Transportation officials say they are focusing on maintaining and improving the condition of the interstates rather than building new highways. One new route - an extension of I-69 from Indianapolis to the Mexican border in Texas' Rio Grande Valley - is under way, but construction is slow, incremental and controversial.
"We're limited in our ability to add capacity," said Will Kempton, Caltrans' director. "We have to figure out ways to make the system work better instead of just going out and adding lanes."
So where is the interstate highway system headed in the next 50 years? Expect more private-public partnerships - that usually means toll lanes or roads - as well as everything from metering lights and driving-time estimates to systems that allow cars to communicate with each other and the roads, highway officials and others say.

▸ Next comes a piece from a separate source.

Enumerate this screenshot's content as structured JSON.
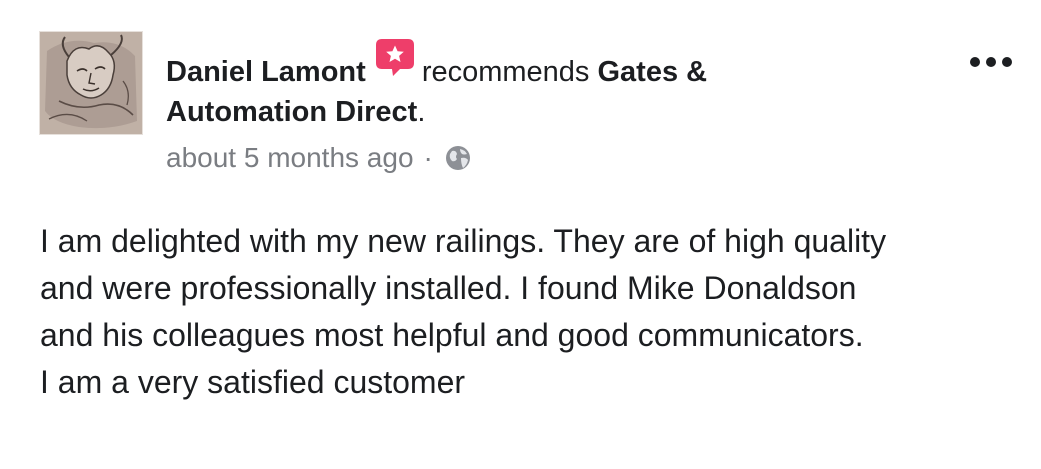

McNichol said to expect dedicated truck lanes, perhaps even truck-only highways in some places, and more urban freeways beneath downtown areas. Whitaker said he expects California to focus on rehabilitating highways as well as investing more in urban transit and a statewide high-speed rail system.
Nobody expects to see the highway building boom of the 1950s and 1960s return.
"In the next 10 to 20 years, I don't think we're going to see anything massive," McNichol said, "mainly because of a lack of will in Washington. Eisenhower saw the need for a massive federal program, but I think the responsibility is going to fall to the states. We need (more interstates), but I don't think it's going to happen."